Rated: ?

Very few things in film are more mysterious than the Motion Picture Association of America (MPAA).

The MPAA is the entity that decides movie ratings – not how good a movie is, but how good it is that children see the film.

The mystery is in the plethora of rules and regulations used to determine whether a movie receives a G, PG, PG-13, R or NC-17 rating. Debate over ratings occurs within the MPAA and even in theaters when audiences watch films and voice criticism if a film is judged too harshly or loosely.

However, there is a method – albeit a very intricate and complicated one – to the madness. Understanding the madness can help audiences use the MPAA method for deciding which movies children should watch.

In the beginning:

The Hays Code

In the early days the MPAA (originally called the Motion Picture Production Code) was generally known as the Hays Code, named after its first president, Will Hays. It was originally established as a way for the film industry to censor itself to avoid being censored by the government. If you think the MPAA is strict, think again, the Hays Code was a pass/fail system. Either the film received a stamp of approval for all audiences or it didn’t. Here’s why the code was so strict, all films had to be G-rated. No violence, no “lustful” kissing, and no “suggestive” language or actions; if a film did contain such content it would be cut by the director or the censors would do it.

So, when you watch movies from 1940s and wonder why the death scenes are so bloodless and over-dramatic and why characters use euphemisms to talk about suggestive material, it’s not because they wanted to – although in some cases it makes for snappy dialogue – it’s because they had to.

The code-breakers

As American society changed in the 1960s, so did film. Audiences were more receptive to less child-friendly material. Also, directors were constantly pushing the envelope of what was acceptable, sneaking things through, even blatantly breaking the rules to avoid compromising their art to appease some stuffed-shirt censor.

This culminated in 1966, when Michelangelo Antonioni released his film “Blow Up,” which contained nudity. The film did not receive the Production Code seal of approval but theaters showed it anyway, despite an agreement not to show any film without the code’s approval.

This was essentially the nail in the coffin for the Hays Code. If theaters would show films without the code’s OK, then the entire system could be bypassed and therefore was pointless and ineffective.

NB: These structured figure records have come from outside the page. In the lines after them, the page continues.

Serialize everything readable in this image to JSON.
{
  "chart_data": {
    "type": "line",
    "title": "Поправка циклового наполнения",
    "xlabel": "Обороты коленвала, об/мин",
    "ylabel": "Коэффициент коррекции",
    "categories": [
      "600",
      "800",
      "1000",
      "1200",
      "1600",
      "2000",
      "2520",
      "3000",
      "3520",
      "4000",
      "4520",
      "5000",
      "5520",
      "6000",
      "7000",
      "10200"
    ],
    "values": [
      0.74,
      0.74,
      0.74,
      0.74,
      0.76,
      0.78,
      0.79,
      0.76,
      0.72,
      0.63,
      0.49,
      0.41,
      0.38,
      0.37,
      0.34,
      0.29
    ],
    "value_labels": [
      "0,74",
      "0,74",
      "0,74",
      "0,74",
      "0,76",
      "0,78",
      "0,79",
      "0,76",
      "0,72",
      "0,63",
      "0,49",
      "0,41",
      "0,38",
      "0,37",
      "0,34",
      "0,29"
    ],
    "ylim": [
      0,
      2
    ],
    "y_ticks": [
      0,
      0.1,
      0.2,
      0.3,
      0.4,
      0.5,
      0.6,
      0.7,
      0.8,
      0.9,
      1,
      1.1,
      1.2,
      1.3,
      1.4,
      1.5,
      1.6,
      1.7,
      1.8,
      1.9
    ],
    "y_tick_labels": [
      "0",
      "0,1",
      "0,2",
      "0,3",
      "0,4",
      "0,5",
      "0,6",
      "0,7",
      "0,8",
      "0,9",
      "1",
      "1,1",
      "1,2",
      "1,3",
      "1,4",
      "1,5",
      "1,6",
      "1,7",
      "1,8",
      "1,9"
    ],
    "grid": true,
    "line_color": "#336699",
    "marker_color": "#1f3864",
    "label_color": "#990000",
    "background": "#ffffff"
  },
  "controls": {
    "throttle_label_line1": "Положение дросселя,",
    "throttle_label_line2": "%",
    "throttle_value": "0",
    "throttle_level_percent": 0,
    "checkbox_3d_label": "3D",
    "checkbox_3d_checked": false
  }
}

The birth of the rating system

In 1968, MPAA Chairman Jack Valenti knew he had to come up with another system or else films would be subject to government censorship. Instead of a simple “approve” or “disapprove” rating, he decided to create a system that would give warnings to parents about specific content in the film to help inform family decisions.

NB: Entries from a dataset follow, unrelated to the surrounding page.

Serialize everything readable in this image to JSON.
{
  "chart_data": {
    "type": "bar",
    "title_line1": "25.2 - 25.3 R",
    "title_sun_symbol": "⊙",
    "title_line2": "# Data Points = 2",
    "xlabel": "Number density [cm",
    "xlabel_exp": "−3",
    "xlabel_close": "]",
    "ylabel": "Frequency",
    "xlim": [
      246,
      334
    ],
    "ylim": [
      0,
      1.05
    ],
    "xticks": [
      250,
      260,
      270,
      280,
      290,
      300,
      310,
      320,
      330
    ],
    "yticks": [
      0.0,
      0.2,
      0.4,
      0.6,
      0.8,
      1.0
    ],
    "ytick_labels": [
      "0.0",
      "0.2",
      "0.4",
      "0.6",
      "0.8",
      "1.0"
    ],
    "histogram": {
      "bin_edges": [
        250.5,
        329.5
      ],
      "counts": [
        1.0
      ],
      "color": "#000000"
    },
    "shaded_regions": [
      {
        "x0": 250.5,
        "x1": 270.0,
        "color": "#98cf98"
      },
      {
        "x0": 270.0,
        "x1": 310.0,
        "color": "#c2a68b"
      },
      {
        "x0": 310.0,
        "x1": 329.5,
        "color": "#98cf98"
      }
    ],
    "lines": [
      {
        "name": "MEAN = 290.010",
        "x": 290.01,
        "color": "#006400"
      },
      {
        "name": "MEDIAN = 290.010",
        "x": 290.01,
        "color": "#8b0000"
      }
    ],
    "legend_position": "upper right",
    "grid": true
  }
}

The MPAA rating system was born. Studios agreed to submit their film to the MPAA for review and the National Association of Theater Owners (now the Independent Film and Television Alliance) agreed to enforce the system by asking for identification for R-rated films and refusing admission to unaccompanied children. Later, retailers and video store owners agreed to similar sets of regulations.

The ratings system expands

The original rating system was G, M (now PG), R and X (now NC-17). It soon became apparent that there was too broad a gap between PG and R. This came to a head with the release of “Indiana Jones and the Temple of Doom,” which contains scenes that were deemed too tense for children. This led to the creation of PG-13. “The Flamingo Kid,” released in 1984, was the first film to receive the new PG-13 rating.

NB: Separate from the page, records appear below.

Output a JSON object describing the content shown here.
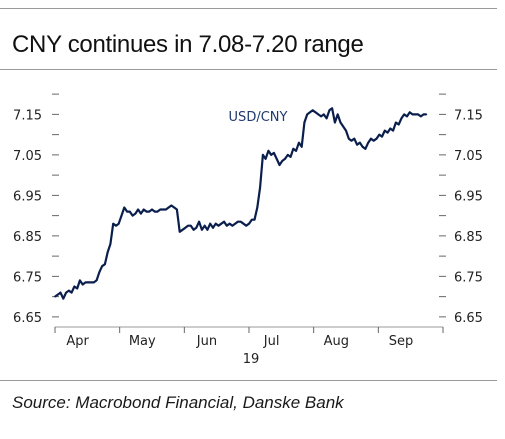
{
  "title": "CNY continues in 7.08-7.20 range",
  "source": "Source: Macrobond Financial, Danske Bank",
  "chart_data": {
    "type": "line",
    "series_label": "USD/CNY",
    "x_tick_labels": [
      "Apr",
      "May",
      "Jun",
      "Jul",
      "Aug",
      "Sep"
    ],
    "year_label": "19",
    "y_ticks": [
      6.65,
      6.75,
      6.85,
      6.95,
      7.05,
      7.15
    ],
    "y_tick_labels": [
      "6.65",
      "6.75",
      "6.85",
      "6.95",
      "7.05",
      "7.15"
    ],
    "ylim": [
      6.625,
      7.225
    ],
    "xlim": [
      0,
      28
    ],
    "x_axis": "weeks",
    "grid": false,
    "colors": {
      "line": "#0b1f4d",
      "frame": "#9a9a9a",
      "text": "#222222"
    },
    "x": [
      0,
      0.2,
      0.4,
      0.6,
      0.8,
      1.0,
      1.2,
      1.4,
      1.6,
      1.8,
      2.0,
      2.2,
      2.4,
      2.6,
      2.8,
      3.0,
      3.2,
      3.4,
      3.6,
      3.8,
      4.0,
      4.2,
      4.4,
      4.6,
      4.8,
      5.0,
      5.2,
      5.4,
      5.6,
      5.8,
      6.0,
      6.2,
      6.4,
      6.6,
      6.8,
      7.0,
      7.2,
      7.4,
      7.6,
      7.8,
      8.0,
      8.2,
      8.4,
      8.6,
      8.8,
      9.0,
      9.2,
      9.4,
      9.6,
      9.8,
      10.0,
      10.2,
      10.4,
      10.6,
      10.8,
      11.0,
      11.2,
      11.4,
      11.6,
      11.8,
      12.0,
      12.2,
      12.4,
      12.6,
      12.8,
      13.0,
      13.2,
      13.4,
      13.6,
      13.8,
      14.0,
      14.2,
      14.4,
      14.6,
      14.8,
      15.0,
      15.2,
      15.4,
      15.6,
      15.8,
      16.0,
      16.2,
      16.4,
      16.6,
      16.8,
      17.0,
      17.2,
      17.4,
      17.6,
      17.8,
      18.0,
      18.2,
      18.4,
      18.6,
      18.8,
      19.0,
      19.2,
      19.4,
      19.6,
      19.8,
      20.0,
      20.2,
      20.4,
      20.6,
      20.8,
      21.0,
      21.2,
      21.4,
      21.6,
      21.8,
      22.0,
      22.2,
      22.4,
      22.6,
      22.8,
      23.0,
      23.2,
      23.4,
      23.6,
      23.8,
      24.0,
      24.2,
      24.4,
      24.6,
      24.8,
      25.0,
      25.2,
      25.4,
      25.6,
      25.8,
      26.0,
      26.2,
      26.4,
      26.6,
      26.8
    ],
    "values": [
      6.7,
      6.705,
      6.71,
      6.695,
      6.71,
      6.715,
      6.71,
      6.725,
      6.72,
      6.74,
      6.73,
      6.735,
      6.735,
      6.735,
      6.735,
      6.74,
      6.76,
      6.775,
      6.78,
      6.81,
      6.83,
      6.88,
      6.875,
      6.88,
      6.9,
      6.92,
      6.91,
      6.91,
      6.9,
      6.905,
      6.915,
      6.905,
      6.915,
      6.91,
      6.91,
      6.915,
      6.91,
      6.91,
      6.915,
      6.915,
      6.915,
      6.92,
      6.925,
      6.92,
      6.915,
      6.86,
      6.865,
      6.87,
      6.875,
      6.875,
      6.865,
      6.87,
      6.885,
      6.865,
      6.875,
      6.865,
      6.88,
      6.87,
      6.88,
      6.875,
      6.88,
      6.885,
      6.875,
      6.88,
      6.875,
      6.88,
      6.885,
      6.885,
      6.88,
      6.875,
      6.88,
      6.89,
      6.89,
      6.92,
      6.97,
      7.05,
      7.04,
      7.06,
      7.05,
      7.055,
      7.04,
      7.025,
      7.035,
      7.04,
      7.05,
      7.045,
      7.065,
      7.06,
      7.08,
      7.07,
      7.13,
      7.15,
      7.155,
      7.16,
      7.155,
      7.15,
      7.145,
      7.15,
      7.14,
      7.16,
      7.165,
      7.13,
      7.15,
      7.13,
      7.12,
      7.11,
      7.09,
      7.085,
      7.09,
      7.075,
      7.08,
      7.07,
      7.065,
      7.08,
      7.09,
      7.085,
      7.09,
      7.1,
      7.095,
      7.11,
      7.105,
      7.115,
      7.11,
      7.13,
      7.125,
      7.14,
      7.15,
      7.145,
      7.155,
      7.15,
      7.15,
      7.15,
      7.145,
      7.15,
      7.15
    ]
  }
}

In 1990, rating descriptors were attached to film to explain why it received the rating it did. For example, a film will be given a PG-13 rating for mild language and violence.

Also in 1990, the X rating became associated more with pornographic “adult films” than films with adult content, like the rating originally intended. Because the ratings weren’t trademarked, the MPAA couldn’t prevent its use for other types of ratings so they changed X to NC-17.

The MPAA board is not a bunch of film executives or studio heads. It is made up of parents who reflect America’s changing concerns over what kids watch. The rating system exists solely for the purpose of helping parents determine if a film is suitable for their kids, but that’s not to say adults don’t find it useful.

Disclaimer: Other things to consider

There are no laws that say a film has to receive a rating, which means that some films are Not Rated (NR) or Unrated (UR). There are many reasons a film may have no rating. It could be an independent film that chose to bypass the MPAA.

Sometimes filmmakers don’t want their film rated because of its graphic content. Some of these films are re-released with an “uncut” version where scenes chopped to appease the MPAA or theaters are now included.

With the rise of streaming, many films to go straight to a streaming service without receiving a rating.

If a film doesn’t have a rating, it does not mean that the film is obscene and it doesn’t mean the film is G rated. It just means that the MPAA has not seen it to give it a rating.

Also, keep in mind that if you like to watch old classics, films that earned a PG rating could be classified as PG-13 today, a rating that didn’t exist when they were released. The website www.commonsensemedia.org is a great resource to search for age-appropriate reviews of movies, apps and games.